Bir üreticinin başka ülkede yatırım kararı almasında; sadece düşük maliyetin değil tedarik zincirinin düzenli çalışacağı ve üretimden satış sürecine kadar bir sorunla karşılaşmayacağı varsayımının etkili olduğunu anlatan Manukyan, şunları kaydetti:
“Örneğin bir ülke neden Amerikan tahvili alıyor?

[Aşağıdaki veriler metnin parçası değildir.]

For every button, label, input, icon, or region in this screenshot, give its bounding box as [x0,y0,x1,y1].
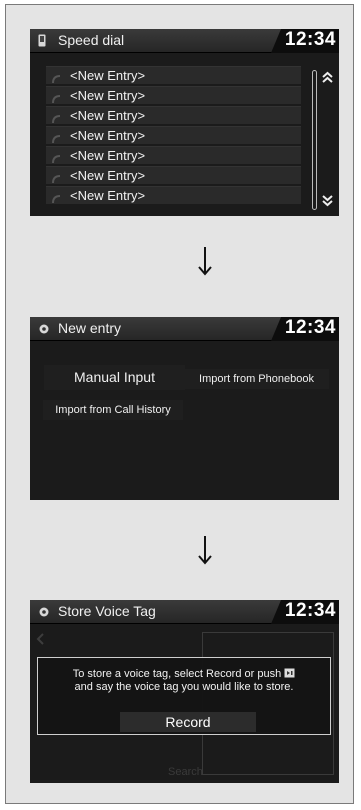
clock: 12:34 [271,29,339,53]
speed-dial-screen: Speed dial 12:34 <New Entry> <New Entry>… [30,29,339,216]
screen-title: Store Voice Tag [58,603,156,619]
voice-tag-dialog: To store a voice tag, select Record or p… [37,657,331,735]
title-bar: Speed dial 12:34 [30,29,339,53]
clock: 12:34 [271,600,339,624]
gear-icon [38,605,50,623]
dialog-message-line-1: To store a voice tag, select Record or p… [38,668,330,681]
list-item[interactable]: <New Entry> [46,146,301,164]
search-label: Search [168,766,203,778]
manual-input-button[interactable]: Manual Input [44,365,185,390]
store-voice-tag-screen: Store Voice Tag 12:34 Search To store a … [30,600,339,783]
list-item[interactable]: <New Entry> [46,106,301,124]
clock: 12:34 [271,317,339,341]
entry-label: <New Entry> [70,148,146,163]
gear-icon [38,322,50,340]
import-phonebook-button[interactable]: Import from Phonebook [184,369,329,389]
down-arrow-icon [198,246,212,281]
entry-label: <New Entry> [70,108,146,123]
screen-title: New entry [58,320,122,336]
list-item[interactable]: <New Entry> [46,186,301,204]
entry-label: <New Entry> [70,168,146,183]
record-button[interactable]: Record [120,712,256,732]
phone-icon [38,34,46,52]
new-entry-screen: New entry 12:34 Manual Input Import from… [30,317,339,500]
list-item[interactable]: <New Entry> [46,86,301,104]
double-chevron-up-icon[interactable] [322,70,333,88]
list-item[interactable]: <New Entry> [46,166,301,184]
dialog-message-line-2: and say the voice tag you would like to … [74,681,294,693]
list-item[interactable]: <New Entry> [46,66,301,84]
entry-label: <New Entry> [70,128,146,143]
handset-icon [52,191,61,209]
screen-title: Speed dial [58,32,125,48]
double-chevron-down-icon[interactable] [322,194,333,212]
talk-button-icon [284,668,295,681]
entry-label: <New Entry> [70,68,146,83]
list-item[interactable]: <New Entry> [46,126,301,144]
entry-label: <New Entry> [70,188,146,203]
scrollbar[interactable] [312,70,317,210]
back-chevron-icon[interactable] [36,632,44,650]
entry-label: <New Entry> [70,88,146,103]
title-bar: New entry 12:34 [30,317,339,341]
import-call-history-button[interactable]: Import from Call History [43,400,183,420]
down-arrow-icon [198,535,212,570]
title-bar: Store Voice Tag 12:34 [30,600,339,624]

Çünkü; ne olursa olsun bunun bir piyasası, satabileceği derinlikte bir hacmi var ve ABD’nin batmasına imkansız olarak bakıyor. İsviçre’nin de batması söz konusu değil ama tahvil piyasası derin değil, yok gibi neredeyse.
Dolayısıyla derinliği yüksek, hep açık ve verimli olan piyasalarda işlem yapmak tercih ediliyor. Ya da neden Londra finans merkezi? Çünkü; çok net bir şekilde belirlenmiş, bugünden yarına değişmeyen hukuki kurallar var. Oysa biz son olaylarda ne gördük? Bir Rus şirketi ‘Ben ödeme yapmak istiyorum’ diyor ama finansal bir kurum siyasi nedenlerden dolayı ‘Ben bu ödemeyi bono sahiplerine dağıtmam’ yanıtını veriyor.
Dolayısıyla sen temerrüt noktasına geliyorsun. Başka bir örnek de Rusya diyor ki; ‘Seninle sözleşme yaptım ama bu sözleşmenin ödeme maddesini değiştiriyorum, çünkü sen de değiştin’… İş farklı boyutlara vardı.”
Manukyan, yaşanan gelişmelerin küreselleşmeyi nereye ittiği hakkında da değerlendirmelerde bulunarak, “Bu işin sonunda, herkes hukukuna inandığı yerde üretim yapmayı tercih eder. Ucuz ve verimli yerlerden, daha güvenli bulunan ama aynı zamanda daha pahalı olan bölgelere doğru kayma yaşanır. Bununla birlikte hukuki metinlerle üzerinde uzlaşılan varlıklar, eskisi kadar güvenli olmaz. Hukuki metinle alacak-verecek ilişkisini taşımayan varlıklar daha ön plana çıkar ki bunların başında da altın ve bitcoin geliyor.” diye konuştu.